咲良を守護する太公望の羽衣は火の粉さえ弾き飛ばすが、炎は視界全体に広がり、言いようのない恐怖を生む。
それでも呂布は顔色一つ変えないのだ。
「あの…呂布さん…」
「貴様の最期は、俺が看取る」
「で、でも…このままじゃ呂布さんまでっ…」
「俺は二度は死なん。俺は貂蝉のために生きる。
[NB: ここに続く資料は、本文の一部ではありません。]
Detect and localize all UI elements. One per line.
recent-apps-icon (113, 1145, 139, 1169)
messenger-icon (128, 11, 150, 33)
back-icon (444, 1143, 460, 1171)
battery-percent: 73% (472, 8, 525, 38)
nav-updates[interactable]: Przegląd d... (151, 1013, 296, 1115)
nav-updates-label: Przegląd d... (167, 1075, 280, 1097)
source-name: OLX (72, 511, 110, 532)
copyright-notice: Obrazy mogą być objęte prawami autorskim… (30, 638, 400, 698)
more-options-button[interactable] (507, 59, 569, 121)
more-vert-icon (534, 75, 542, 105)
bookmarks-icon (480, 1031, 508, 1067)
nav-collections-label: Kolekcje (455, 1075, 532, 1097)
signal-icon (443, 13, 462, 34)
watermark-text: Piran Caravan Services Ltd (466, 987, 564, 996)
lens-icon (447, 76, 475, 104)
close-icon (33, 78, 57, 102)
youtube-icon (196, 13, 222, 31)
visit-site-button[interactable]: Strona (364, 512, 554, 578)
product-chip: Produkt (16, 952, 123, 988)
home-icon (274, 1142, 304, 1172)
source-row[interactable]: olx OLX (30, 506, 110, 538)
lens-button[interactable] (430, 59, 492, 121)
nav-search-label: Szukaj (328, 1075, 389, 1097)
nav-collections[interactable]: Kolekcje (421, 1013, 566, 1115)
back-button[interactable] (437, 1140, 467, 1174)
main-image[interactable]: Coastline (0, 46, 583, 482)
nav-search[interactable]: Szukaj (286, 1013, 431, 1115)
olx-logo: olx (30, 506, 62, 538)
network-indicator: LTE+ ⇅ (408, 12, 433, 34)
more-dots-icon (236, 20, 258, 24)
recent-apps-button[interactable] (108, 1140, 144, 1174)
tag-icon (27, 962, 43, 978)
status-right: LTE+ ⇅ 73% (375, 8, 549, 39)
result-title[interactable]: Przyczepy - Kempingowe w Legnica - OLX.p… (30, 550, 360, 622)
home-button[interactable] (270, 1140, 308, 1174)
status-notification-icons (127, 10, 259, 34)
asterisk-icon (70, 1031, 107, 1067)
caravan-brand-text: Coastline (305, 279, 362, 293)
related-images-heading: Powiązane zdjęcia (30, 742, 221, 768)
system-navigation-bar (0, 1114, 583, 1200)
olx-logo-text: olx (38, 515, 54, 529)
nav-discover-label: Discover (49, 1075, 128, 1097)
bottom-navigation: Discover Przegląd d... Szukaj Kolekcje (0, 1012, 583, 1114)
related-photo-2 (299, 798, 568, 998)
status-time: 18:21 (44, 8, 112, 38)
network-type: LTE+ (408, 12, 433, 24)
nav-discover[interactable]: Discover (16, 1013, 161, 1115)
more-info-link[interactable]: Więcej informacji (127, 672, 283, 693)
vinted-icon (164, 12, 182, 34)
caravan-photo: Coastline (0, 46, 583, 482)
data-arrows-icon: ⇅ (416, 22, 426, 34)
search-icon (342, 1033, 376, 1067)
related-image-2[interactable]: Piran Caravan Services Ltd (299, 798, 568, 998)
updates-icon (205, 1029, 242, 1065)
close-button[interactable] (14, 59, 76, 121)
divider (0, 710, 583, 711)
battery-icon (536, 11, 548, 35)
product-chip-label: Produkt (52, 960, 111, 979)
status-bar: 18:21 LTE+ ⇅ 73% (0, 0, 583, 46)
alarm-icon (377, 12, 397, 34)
そして、貂蝉が愛した貴様を愛している」
思わぬ告白に、咲良は目を丸くした。
呂布のことだ、深い意味は無いのだろうが…、咲良を笑顔にさせるには十分だった。
呂布は古志城の最深部…玉座の間を過ぎた部屋にある広い空間に辿り着いたとき、漸く手綱を引いた。
此処にはまだ火の手が廻っていない。
光り輝く咲良を静かに床へ降ろした呂布だが、多くを語ろうとしなかった。
しかし咲良は呂布の顔を間近で見て初めて、彼の異変に気が付いたのだ。
頬に…涙の流れた跡があった。
信じられず、思わず手を伸ばし、熱風で乾いてしまった涙の気配を、指先で辿る。
呂布は文句を言うこともなく、咲良の好きにさせてくれた。
「お別れだな」
「そう…みたいですね。でも、きっと大丈夫です!今度こそ、貴方は愛する人のために生きてくださるのでしょう?」
彼が流した涙の理由を尋ねたりはしない。
こんなにも…綺麗な瞳をして、呂布は他人のために涙を流せる人だったのだ。
親友の幸せを願う咲良は、呂布の頬に触れさせたままの指を滑らせ、貂蝉の最愛の男を見つめた。
すると呂布も目を細めて咲良を見つめ返す。
彼の指先は、咲良の胸元に揺れる、花形の首飾りに触れた。
そこにあるのは寂しげな白い遺骨ではなく、愛する人に手渡された愛の証である。